From anecdotal testimony and preliminary data, both the men’s and women’s floors seem to have been successful. So much so that next year new freshman floors will be added to Ironside and Sunday, and the current Gaston hall will be expanded.
Director of First Year Experience Rebecca Weier and resident supervisors spent last summer deciding what the freshman floors in Smith and Gaston should look like. However, when move-in came around, both hall leaders and new freshmen were left wondering how to behave in the foreign environment.
The first couple of weeks presented a steep learning curve. Freshman Justin Reid said the freshmen came pumped full of energy but had no idea where to direct it.
But as the year progressed, freshmen, group leaders and assistant group leaders found their places in the halls.
In fact, GLs and AGLs have become strong, centralizing forces on the floors as well as mentors both in and out of discipleship group.
Weier attributed the success of the halls to their leadership.
“I think a huge part of the success [is] the leadership in the residence halls,” Weier said. “[The leadership] has been intentional in the goals they wanted to accomplish and accomplishing them.”
Resident mentor Jordon Baun also found GL and AGL leadership foundational to the floors’ success.
“The group leaders and assistant group leaders were hand chosen for the hall to be those who would invest more into their discipleship group,” Baun said.

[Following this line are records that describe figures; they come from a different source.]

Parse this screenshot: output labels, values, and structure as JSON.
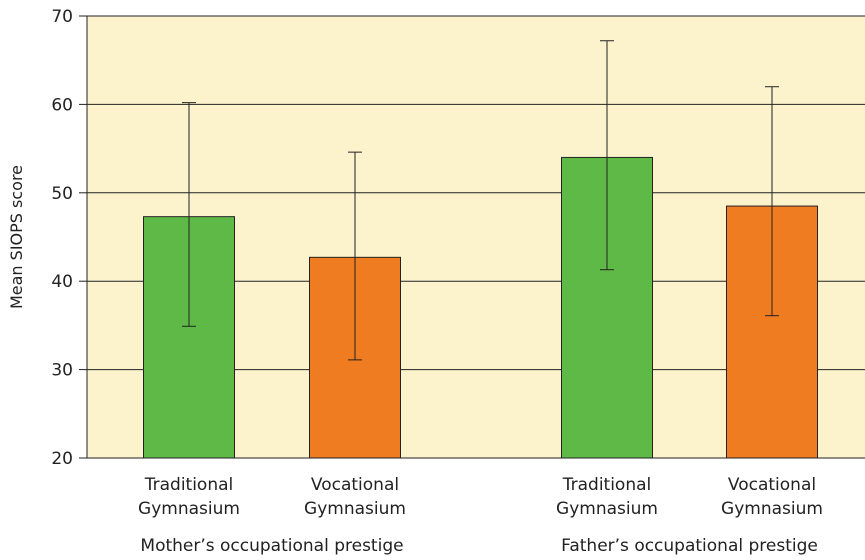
{
  "chart_data": {
    "type": "bar",
    "ylabel": "Mean SIOPS score",
    "ylim": [
      20,
      70
    ],
    "yticks": [
      20,
      30,
      40,
      50,
      60,
      70
    ],
    "grid": true,
    "background_color": "#fcf3cc",
    "groups": [
      {
        "label": "Mother’s occupational prestige",
        "bars": [
          {
            "category": [
              "Traditional",
              "Gymnasium"
            ],
            "value": 47.3,
            "err_low": 34.9,
            "err_high": 60.2,
            "color": "#5eb946"
          },
          {
            "category": [
              "Vocational",
              "Gymnasium"
            ],
            "value": 42.7,
            "err_low": 31.1,
            "err_high": 54.6,
            "color": "#f07c22"
          }
        ]
      },
      {
        "label": "Father’s occupational prestige",
        "bars": [
          {
            "category": [
              "Traditional",
              "Gymnasium"
            ],
            "value": 54.0,
            "err_low": 41.3,
            "err_high": 67.2,
            "color": "#5eb946"
          },
          {
            "category": [
              "Vocational",
              "Gymnasium"
            ],
            "value": 48.5,
            "err_low": 36.1,
            "err_high": 62.0,
            "color": "#f07c22"
          }
        ]
      }
    ]
  }
}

“Right at the beginning the leaders set the tone that discipleship group was going to be used for [its intended purpose]. They were a lot more productive on this hall.”
Discipleship group played an important role on freshman floors. It served to connect freshmen early on to each other and to upperclassmen leaders.
“I love my discipleship group,” freshman Loeak Loeak said. “My GL and AGL were always teaching me things. They were the right guys [for the job].”
Hall meetings became more than a time for announcements as halls studied topics like the virtues of a godly man. Hall meeting drew special guests like President Pettit, Beneth Jones and academic deans.
An early concern about the freshman floor model was that it could segregate incoming freshmen from the rest of the University.
But Gaston resident supervisor Samantha Bennett said the women on her halls incorporated well into the University community, and involvement has been a key emphasis on the freshman floors.
Freshman Justin Reid laughed at the thought that he was somehow isolated on the freshmen floor.
“The thing is we’re not stuck here,” Reid said. “It’s not like they lock down the halls, or we just go to classes and come back here.”
Reid and other freshmen Jason Holland and Isaac Landry said society, choir and sports teams offer them chances to meet people outside the dorm.
In fact, those students on freshman halls are very involved in campus organizations as well as with each other.
Bennett said the sense of community is so strong some freshmen asked to stay on the hall and with each other next year.
“I think one of the huge values [freshman hall] brings is community,” Bennett said. “That community started pretty much from the beginning.”
Weier, Bennett and Baun said it remains to be seen how freshman floors will change dorm and campus life and affect retention rates of freshmen.